39th International Symposium on Remote Sensing of Environment, ISRSE 2023, Antalya, Turkey, 24 - 28 April 2023, vol.48, pp.95-100 identifier

  • Publication Type: Conference Paper / Full Text
  • Volume: 48
  • Doi Number: 10.5194/isprs-archives-xlviii-m-1-2023-95-2023
  • City: Antalya
  • Country: Turkey
  • Page Numbers: pp.95-100
  • Keywords: Crop Yield Prediction, Deep Learning, Google Earth Engine, Histogram, QGIS Plugin
  • Hacettepe University Affiliated: Yes

Abstract

One sector that feels the effects of global warming and climate change on all levels is agriculture.
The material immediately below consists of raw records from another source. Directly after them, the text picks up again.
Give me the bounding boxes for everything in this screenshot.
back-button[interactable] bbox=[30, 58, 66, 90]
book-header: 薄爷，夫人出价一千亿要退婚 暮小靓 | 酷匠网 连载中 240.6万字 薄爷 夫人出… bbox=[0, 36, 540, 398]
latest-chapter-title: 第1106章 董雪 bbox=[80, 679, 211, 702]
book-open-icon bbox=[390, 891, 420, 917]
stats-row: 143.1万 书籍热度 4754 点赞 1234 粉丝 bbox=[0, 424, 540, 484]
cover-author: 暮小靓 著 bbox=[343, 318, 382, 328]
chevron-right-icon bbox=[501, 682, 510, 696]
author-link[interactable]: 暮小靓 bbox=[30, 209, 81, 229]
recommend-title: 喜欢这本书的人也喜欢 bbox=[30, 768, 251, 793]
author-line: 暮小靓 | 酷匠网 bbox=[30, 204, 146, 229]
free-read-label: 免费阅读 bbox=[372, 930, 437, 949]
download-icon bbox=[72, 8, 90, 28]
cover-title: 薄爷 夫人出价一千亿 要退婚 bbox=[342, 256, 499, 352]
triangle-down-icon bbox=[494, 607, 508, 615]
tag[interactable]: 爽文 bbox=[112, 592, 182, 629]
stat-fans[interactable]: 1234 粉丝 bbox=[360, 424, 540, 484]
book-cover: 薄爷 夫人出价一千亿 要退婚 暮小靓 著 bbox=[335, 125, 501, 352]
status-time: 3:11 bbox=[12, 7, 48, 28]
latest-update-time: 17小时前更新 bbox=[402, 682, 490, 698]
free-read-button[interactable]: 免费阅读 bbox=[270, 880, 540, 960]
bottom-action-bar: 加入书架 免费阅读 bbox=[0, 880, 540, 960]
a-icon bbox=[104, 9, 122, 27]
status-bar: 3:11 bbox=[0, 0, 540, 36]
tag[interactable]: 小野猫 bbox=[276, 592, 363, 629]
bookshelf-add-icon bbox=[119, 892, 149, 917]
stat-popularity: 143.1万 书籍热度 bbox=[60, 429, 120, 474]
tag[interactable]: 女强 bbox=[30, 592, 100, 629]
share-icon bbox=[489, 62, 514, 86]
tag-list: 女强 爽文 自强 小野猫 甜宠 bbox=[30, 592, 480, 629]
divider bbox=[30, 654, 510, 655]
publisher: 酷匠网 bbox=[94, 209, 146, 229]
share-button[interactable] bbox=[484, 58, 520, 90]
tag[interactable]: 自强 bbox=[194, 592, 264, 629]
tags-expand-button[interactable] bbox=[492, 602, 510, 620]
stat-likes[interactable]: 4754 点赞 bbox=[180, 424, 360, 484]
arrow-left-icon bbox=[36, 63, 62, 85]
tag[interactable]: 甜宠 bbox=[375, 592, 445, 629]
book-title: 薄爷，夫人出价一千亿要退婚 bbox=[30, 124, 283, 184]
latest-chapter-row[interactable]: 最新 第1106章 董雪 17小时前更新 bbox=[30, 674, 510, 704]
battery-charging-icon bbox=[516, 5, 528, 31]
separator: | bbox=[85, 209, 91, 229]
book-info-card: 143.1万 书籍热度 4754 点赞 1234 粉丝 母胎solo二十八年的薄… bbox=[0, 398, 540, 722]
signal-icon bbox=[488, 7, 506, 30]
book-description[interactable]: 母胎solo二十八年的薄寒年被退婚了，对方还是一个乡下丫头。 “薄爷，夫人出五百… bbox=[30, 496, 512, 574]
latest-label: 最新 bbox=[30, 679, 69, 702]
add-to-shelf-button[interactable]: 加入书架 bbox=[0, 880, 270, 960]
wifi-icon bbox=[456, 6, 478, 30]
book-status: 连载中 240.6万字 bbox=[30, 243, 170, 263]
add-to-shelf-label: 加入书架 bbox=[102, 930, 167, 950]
In order to prepare for possible yield loss, as well as market, storage, and import planning challenges brought on by climate change, businesses can utilise agricultural decision support applications. Within the scope of this study, a crop yield prediction module has been developed that can provide in and end of season estimation of crop yields to be obtained from the determined regions. The Python programming language was used in the creation of the module as a QGIS plugin. The area for which crop yield predictions are to be made is covered by retrieving MODIS SR, MODIS LST, and Daymet data from the Google Earth Engine data catalogue. Histograms obtained from remotely sensed images are used as input data to two deep learning methods (CNN-LSTM and HistCNN). As a result, the HistCNN model outperformed CNN-LSTM for in season soybean yield prediction, with an R2 of 0.72, while the CNN-LSTM model outperformed it for in end of season soybean yield prediction, with an R2 of 0.67.